The American Eskimo dog is a large, fluffy and usually white coated breed of the spitz dog type, which can be easily mistaken for a small Samoyed at a glance, particularly as the American Eskimo dog is not that common in the UK. They are a fascinating breed with a long and colourful history both in America and Europe, and almost didn’t make it into the 20th century due to the quickly declining numbers of dogs of the breed left after World War 2.
If you have fallen for the undeniable charms of the American Eskimo dog breed and want to find out a bit more about them, or are considering buying or adopting a dog of the breed, this article will provide a short primer into some of the breed’s highlights, and some information on their interesting history. Read on to learn more.
The American Eskimo dog is a versatile working breed that originally worked as a livestock herding and guarding dog, and they could also be used to assist with hunting and pest control too! This comes as a surprise to many dog lovers, as the name and appearance of the breed does of course imply that they are a sledding breed, like the Siberian husky.
However, while they share some of the spitz dog traits and appearance with breeds like the husky and Alaskan malamute, they do not have a common history or similar working roles! That said, the American Eskimo dog is quick to learn and keen to please, which means that they can often be seen taking part in various different canine sports.
There are a few dog breeds that have more than one recognised size variant within the breed standard, which are either classed as types of the same breed heading, or different breeds in their own right. The American Eskimo dog is available in toy, miniature and standard, all recognised under the main breed umbrella of the American Eskimo name.
However, even the large variant of the breed is not huge-a standard American Eskimo dog can weigh up to just 35lb, with the miniature weighing up to 17lb and the tiny toy variant coming up to just 10lb at the top end of the range!
One of the first things that surprises many people about the breed is that not only are they not actually sled dogs in any way, but also, they are definitely not American! While they are hugely popular as pets in the USA and America likely has the largest population of dogs of the breed worldwide, the American Eskimo dog actually originates from Germany.
Up until World War 1, the breed was known as the German spitz dog. However, anti-German sentiment in the aftermath of the First World War led to the breed going through something of a rebranding, in order to ensure that they did not go through a large population decline while most of Europe rejected all things German.
World War 2 also had an effect on the breed albeit to a lesser extent, as dog numbers in Europe as a whole fell rather dramatically during and immediately after the war, due to a scarcity of resources.
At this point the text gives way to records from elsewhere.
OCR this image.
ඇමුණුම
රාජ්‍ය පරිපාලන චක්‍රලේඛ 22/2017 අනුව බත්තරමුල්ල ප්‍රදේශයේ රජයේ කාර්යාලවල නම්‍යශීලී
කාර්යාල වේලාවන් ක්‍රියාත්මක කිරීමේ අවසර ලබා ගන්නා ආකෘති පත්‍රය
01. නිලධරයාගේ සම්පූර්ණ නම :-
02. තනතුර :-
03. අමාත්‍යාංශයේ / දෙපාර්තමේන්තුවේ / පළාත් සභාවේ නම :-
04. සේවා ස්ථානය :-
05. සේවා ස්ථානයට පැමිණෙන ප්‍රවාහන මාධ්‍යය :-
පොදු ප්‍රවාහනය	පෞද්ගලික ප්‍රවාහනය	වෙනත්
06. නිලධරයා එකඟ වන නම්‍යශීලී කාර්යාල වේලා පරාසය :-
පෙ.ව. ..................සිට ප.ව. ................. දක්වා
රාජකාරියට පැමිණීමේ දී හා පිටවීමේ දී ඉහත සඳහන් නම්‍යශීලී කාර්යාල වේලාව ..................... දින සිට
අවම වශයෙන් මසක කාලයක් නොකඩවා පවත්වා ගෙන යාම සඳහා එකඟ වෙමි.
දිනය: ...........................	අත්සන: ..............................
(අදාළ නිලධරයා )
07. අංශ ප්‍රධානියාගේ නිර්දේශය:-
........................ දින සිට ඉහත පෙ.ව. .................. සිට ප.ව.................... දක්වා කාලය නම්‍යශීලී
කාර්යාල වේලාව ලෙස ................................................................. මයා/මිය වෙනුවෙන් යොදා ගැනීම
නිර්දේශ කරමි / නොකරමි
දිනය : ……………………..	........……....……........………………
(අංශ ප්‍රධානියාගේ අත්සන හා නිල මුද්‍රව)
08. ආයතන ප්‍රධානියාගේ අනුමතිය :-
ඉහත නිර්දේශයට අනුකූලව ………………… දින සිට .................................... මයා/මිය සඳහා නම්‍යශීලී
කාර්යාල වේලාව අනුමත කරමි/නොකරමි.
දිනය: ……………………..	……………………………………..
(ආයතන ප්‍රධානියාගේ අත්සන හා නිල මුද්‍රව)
However, while the breed declined somewhat in Germany and surrounding areas, they were already well established in the USA by this point, where these petite, visually stunning and intelligent dogs became widely renowned as performing circus dogs!
Animal circuses and sideshows were hugely popular in the USA during the early and middle parts of the 20th century, and this time is sometimes referred to as “the golden age of circus,” with even most small out-of-the-way towns seeing at least two or three circuses and sideshows pass through every year.
The American Eskimo dog was the favoured performing dog of circus performers, because they are small, lively and energetic, quick to learn and keen to please. One notable American spitz dog called Stout’s Pal Pierre was in fact an adept tightrope walker, and a real draw for the crowds!
The pure white fluffy coat and distinctive spitz appearance of the American Eskimo dog is one of its most obvious traits, and this coat is very thick and fluffy and delightful to stroke! However, while white is by far the most common and popular coat colour for dogs of the breed, they can also be found in a variant of the white colour called biscuit, which is a pale beige off-white shade.
However, even in biscuit coloured dogs, their undercoat and the base of their fur is white, with the pale beige shade only being present on the tips of their hairs.